Even before I go to the dentist and then the memorial for Sutskever I have one of my little conversation with the invisible birds outside my kitchen. They are particularly talkative today after the thunderous storm last night, but they also find a little time to converse with me. I know what you’re thinking, but my cleaner heard me yesterday and swore it sounded like a regular dialogue.

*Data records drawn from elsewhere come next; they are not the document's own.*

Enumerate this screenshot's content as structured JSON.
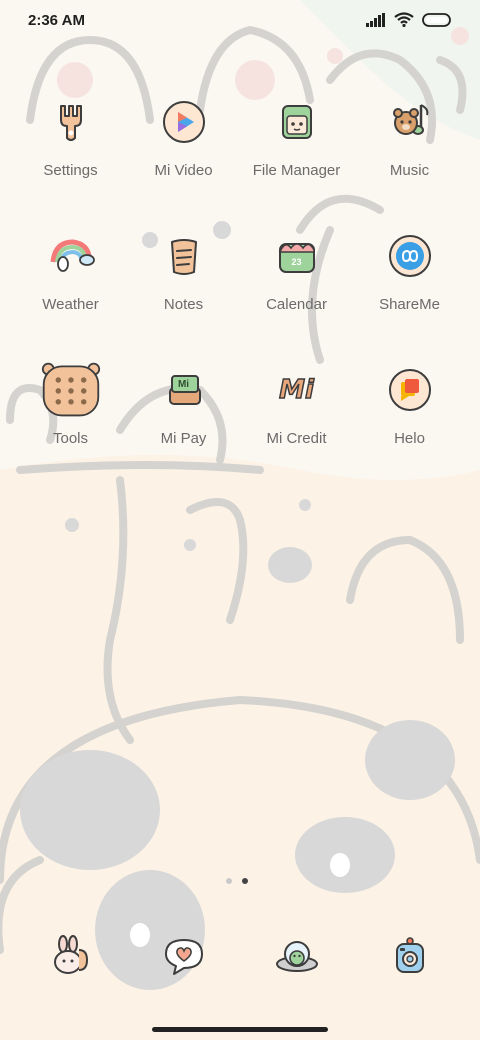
{
  "status_bar": {
    "time": "2:36 AM",
    "icons": [
      "signal-icon",
      "wifi-icon",
      "battery-icon"
    ]
  },
  "apps": [
    {
      "label": "Settings",
      "icon": "settings-icon"
    },
    {
      "label": "Mi Video",
      "icon": "mi-video-icon"
    },
    {
      "label": "File Manager",
      "icon": "file-manager-icon"
    },
    {
      "label": "Music",
      "icon": "music-icon"
    },
    {
      "label": "Weather",
      "icon": "weather-icon"
    },
    {
      "label": "Notes",
      "icon": "notes-icon"
    },
    {
      "label": "Calendar",
      "icon": "calendar-icon",
      "badge": "23"
    },
    {
      "label": "ShareMe",
      "icon": "shareme-icon"
    },
    {
      "label": "Tools",
      "icon": "tools-folder-icon"
    },
    {
      "label": "Mi Pay",
      "icon": "mi-pay-icon",
      "glyph": "Mi"
    },
    {
      "label": "Mi Credit",
      "icon": "mi-credit-icon",
      "glyph": "Mi"
    },
    {
      "label": "Helo",
      "icon": "helo-icon"
    }
  ],
  "page_indicator": {
    "total": 2,
    "active": 2
  },
  "dock": [
    {
      "icon": "phone-bunny-icon"
    },
    {
      "icon": "messages-heart-icon"
    },
    {
      "icon": "browser-dino-icon"
    },
    {
      "icon": "camera-icon"
    }
  ],
  "colors": {
    "background": "#fbf7f1",
    "label": "#6b6b6b",
    "outline": "#3d3d3d",
    "peach": "#f2c29a",
    "green": "#9fd39c",
    "blue": "#4aa6e8"
  }
}
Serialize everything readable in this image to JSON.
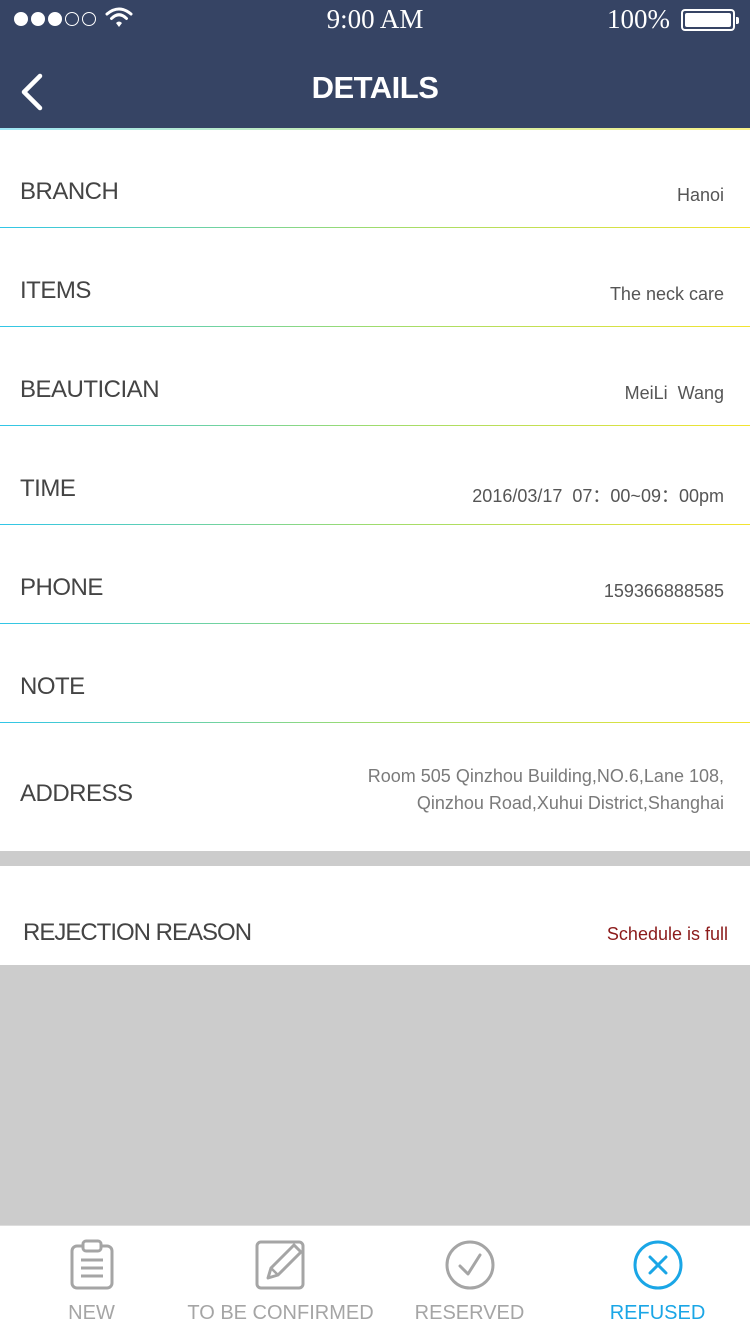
{
  "status_bar": {
    "time": "9:00 AM",
    "battery": "100%"
  },
  "nav": {
    "title": "DETAILS"
  },
  "details": [
    {
      "label": "BRANCH",
      "value": "Hanoi"
    },
    {
      "label": "ITEMS",
      "value": "The neck care"
    },
    {
      "label": "BEAUTICIAN",
      "value": "MeiLi  Wang"
    },
    {
      "label": "TIME",
      "value": "2016/03/17  07：00~09：00pm"
    },
    {
      "label": "PHONE",
      "value": "159366888585"
    },
    {
      "label": "NOTE",
      "value": ""
    }
  ],
  "address": {
    "label": "ADDRESS",
    "line1": "Room 505 Qinzhou Building,NO.6,Lane 108,",
    "line2": "Qinzhou Road,Xuhui District,Shanghai"
  },
  "rejection": {
    "label": "REJECTION REASON",
    "value": "Schedule is full",
    "color": "#8b1a1a"
  },
  "tabs": [
    {
      "label": "NEW",
      "icon": "clipboard-icon",
      "active": false
    },
    {
      "label": "TO BE CONFIRMED",
      "icon": "edit-icon",
      "active": false
    },
    {
      "label": "RESERVED",
      "icon": "check-circle-icon",
      "active": false
    },
    {
      "label": "REFUSED",
      "icon": "close-circle-icon",
      "active": true
    }
  ],
  "colors": {
    "header": "#364464",
    "active_tab": "#1aa6e6",
    "inactive_tab": "#a5a5a5"
  }
}
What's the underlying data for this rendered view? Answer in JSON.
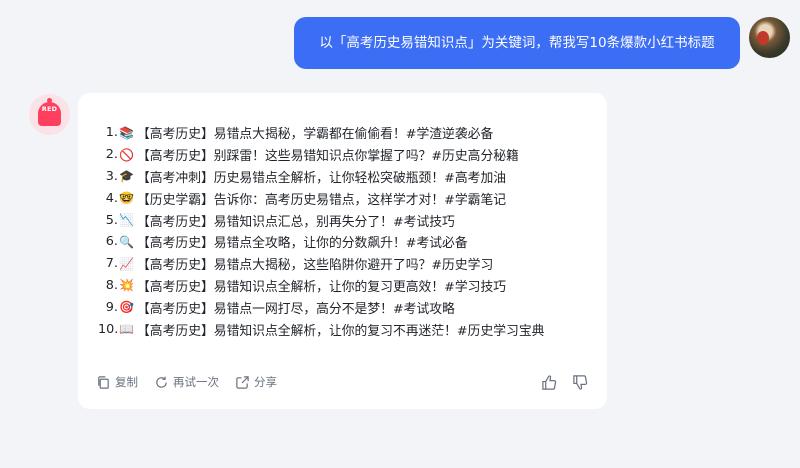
{
  "user_message": {
    "text": "以「高考历史易错知识点」为关键词，帮我写10条爆款小红书标题"
  },
  "bot": {
    "avatar_label": "RED",
    "titles": [
      {
        "num": "1.",
        "emoji": "📚",
        "text": "【高考历史】易错点大揭秘，学霸都在偷偷看！#学渣逆袭必备"
      },
      {
        "num": "2.",
        "emoji": "🚫",
        "text": "【高考历史】别踩雷！这些易错知识点你掌握了吗？#历史高分秘籍"
      },
      {
        "num": "3.",
        "emoji": "🎓",
        "text": "【高考冲刺】历史易错点全解析，让你轻松突破瓶颈！#高考加油"
      },
      {
        "num": "4.",
        "emoji": "🤓",
        "text": "【历史学霸】告诉你：高考历史易错点，这样学才对！#学霸笔记"
      },
      {
        "num": "5.",
        "emoji": "📉",
        "text": "【高考历史】易错知识点汇总，别再失分了！#考试技巧"
      },
      {
        "num": "6.",
        "emoji": "🔍",
        "text": "【高考历史】易错点全攻略，让你的分数飙升！#考试必备"
      },
      {
        "num": "7.",
        "emoji": "📈",
        "text": "【高考历史】易错点大揭秘，这些陷阱你避开了吗？#历史学习"
      },
      {
        "num": "8.",
        "emoji": "💥",
        "text": "【高考历史】易错知识点全解析，让你的复习更高效！#学习技巧"
      },
      {
        "num": "9.",
        "emoji": "🎯",
        "text": "【高考历史】易错点一网打尽，高分不是梦！#考试攻略"
      },
      {
        "num": "10.",
        "emoji": "📖",
        "text": "【高考历史】易错知识点全解析，让你的复习不再迷茫！#历史学习宝典"
      }
    ],
    "actions": {
      "copy_label": "复制",
      "retry_label": "再试一次",
      "share_label": "分享"
    }
  },
  "icons": {
    "copy": "copy-icon",
    "retry": "refresh-icon",
    "share": "share-icon",
    "like": "thumbs-up-icon",
    "dislike": "thumbs-down-icon"
  },
  "colors": {
    "user_bubble": "#3b6ef5",
    "background": "#f3f4f8",
    "brand_red": "#ff3f5e"
  }
}
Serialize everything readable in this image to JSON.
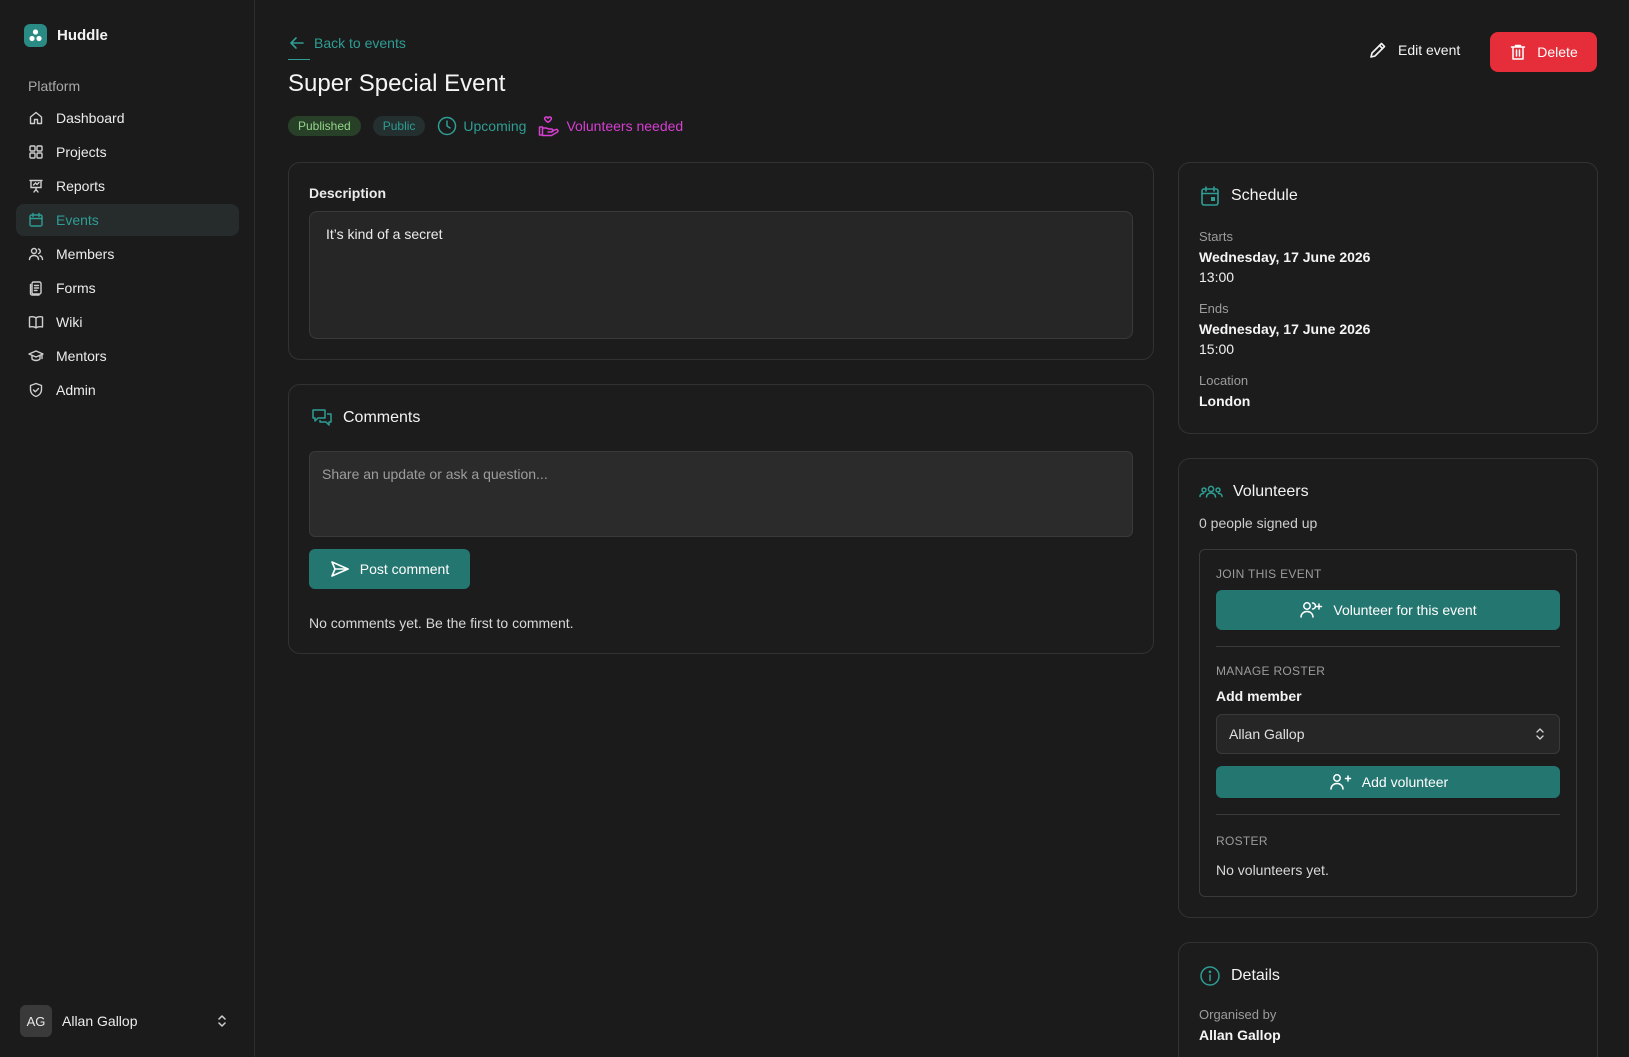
{
  "brand": {
    "name": "Huddle"
  },
  "sidebar": {
    "section_label": "Platform",
    "items": [
      {
        "label": "Dashboard",
        "icon": "home-icon"
      },
      {
        "label": "Projects",
        "icon": "grid-icon"
      },
      {
        "label": "Reports",
        "icon": "presentation-icon"
      },
      {
        "label": "Events",
        "icon": "calendar-icon",
        "active": true
      },
      {
        "label": "Members",
        "icon": "users-icon"
      },
      {
        "label": "Forms",
        "icon": "forms-icon"
      },
      {
        "label": "Wiki",
        "icon": "book-icon"
      },
      {
        "label": "Mentors",
        "icon": "graduation-cap-icon"
      },
      {
        "label": "Admin",
        "icon": "shield-icon"
      }
    ],
    "user": {
      "initials": "AG",
      "name": "Allan Gallop"
    }
  },
  "header": {
    "back_label": "Back to events",
    "title": "Super Special Event",
    "edit_label": "Edit event",
    "delete_label": "Delete",
    "tags": {
      "published": "Published",
      "public": "Public",
      "upcoming": "Upcoming",
      "volunteers_needed": "Volunteers needed"
    }
  },
  "description": {
    "label": "Description",
    "text": "It’s kind of a secret"
  },
  "comments": {
    "title": "Comments",
    "placeholder": "Share an update or ask a question...",
    "post_label": "Post comment",
    "empty_text": "No comments yet. Be the first to comment."
  },
  "schedule": {
    "title": "Schedule",
    "starts_label": "Starts",
    "starts_date": "Wednesday, 17 June 2026",
    "starts_time": "13:00",
    "ends_label": "Ends",
    "ends_date": "Wednesday, 17 June 2026",
    "ends_time": "15:00",
    "location_label": "Location",
    "location": "London"
  },
  "volunteers": {
    "title": "Volunteers",
    "count_text": "0 people signed up",
    "join_heading": "JOIN THIS EVENT",
    "volunteer_label": "Volunteer for this event",
    "manage_heading": "MANAGE ROSTER",
    "add_member_label": "Add member",
    "selected_member": "Allan Gallop",
    "add_label": "Add volunteer",
    "roster_heading": "ROSTER",
    "roster_empty": "No volunteers yet."
  },
  "details": {
    "title": "Details",
    "organised_label": "Organised by",
    "organiser": "Allan Gallop"
  },
  "colors": {
    "accent": "#2e9d94",
    "button_teal": "#247670",
    "danger": "#e62d3a",
    "magenta": "#d63fd1",
    "published_green": "#93d48a",
    "background": "#1b1b1b"
  }
}
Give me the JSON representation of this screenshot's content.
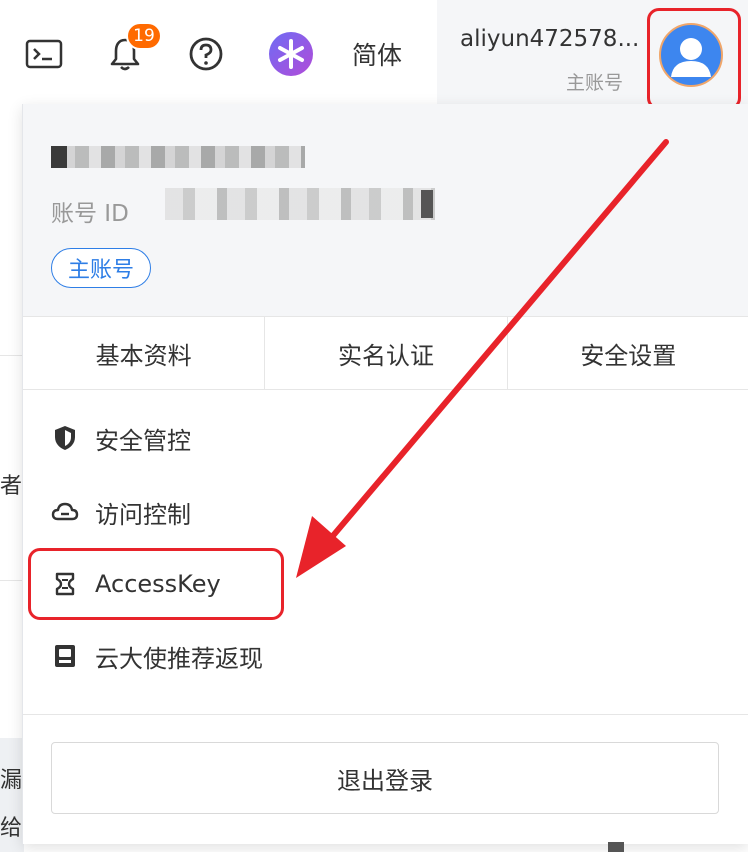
{
  "topbar": {
    "notification_count": "19",
    "language": "简体",
    "account_name": "aliyun472578...",
    "account_type": "主账号",
    "icons": [
      "terminal-icon",
      "bell-icon",
      "help-icon",
      "spark-logo-icon",
      "avatar-icon"
    ]
  },
  "background": {
    "fragment_1": "者",
    "fragment_2": "漏",
    "fragment_3": "给"
  },
  "panel": {
    "account_id_label": "账号 ID",
    "role_tag": "主账号",
    "tabs": [
      {
        "label": "基本资料"
      },
      {
        "label": "实名认证"
      },
      {
        "label": "安全设置"
      }
    ],
    "menu": [
      {
        "label": "安全管控",
        "icon": "shield-icon"
      },
      {
        "label": "访问控制",
        "icon": "cloud-icon"
      },
      {
        "label": "AccessKey",
        "icon": "key-icon"
      },
      {
        "label": "云大使推荐返现",
        "icon": "card-icon"
      }
    ],
    "logout_label": "退出登录"
  },
  "colors": {
    "accent_blue": "#2e7ee6",
    "badge_orange": "#ff6a00",
    "annotation_red": "#e8232a",
    "avatar_blue": "#3d86ef",
    "header_bg": "#f5f6f8"
  }
}
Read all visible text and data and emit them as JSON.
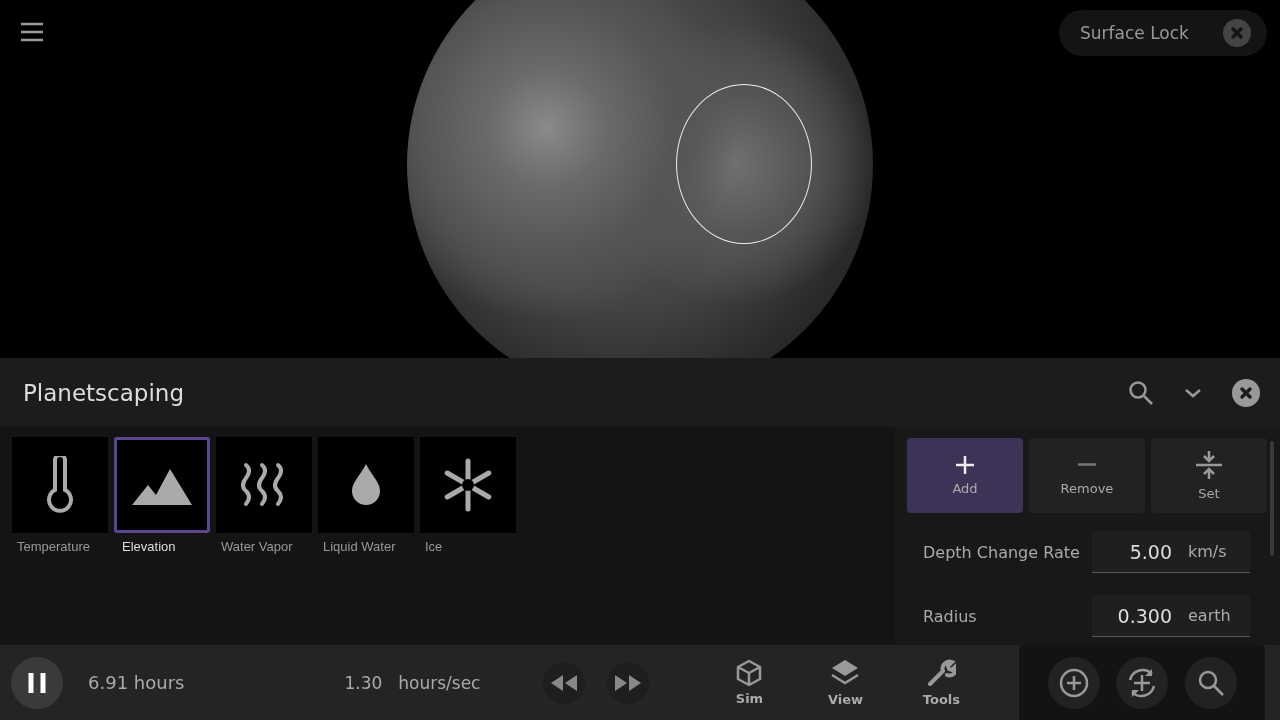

Of course she’s on my payroll.

Shimon Peres opened the memorial for Avraham Sutzkever with a beautiful peon to Yiddish, and even read a poem in Yiddish himself. Then he sat through the two hour long program, as moved as every one in the audience. Although innumerable stars brilliantly performed Sutzkever’s work, in Yiddish and Hebrew, there was a space when I stopped listening. It was when his poem about the wagon of shoes dancing was read. There’s a passing English translation here but it doesn’t do justice. (I doubt that I could do better) What Sutzkever does in this poem is foreground the empty shoes of victims dancing in the wagon, identifying even his mother’s Sabbath shoes, with typical Lithuanian understatement. I got distracted by that poem, imagining the baby shoes of two of my baby cousins who were bashed against a wall in Zhedtl. Suzkever’s granddaughter, the actress Hadas Calderon, brought me back with her warm and genuine personal grief. But I came home with a headache.

Thank goodness I can go and say goodnight to the birds near my house, and then good evening to the bats.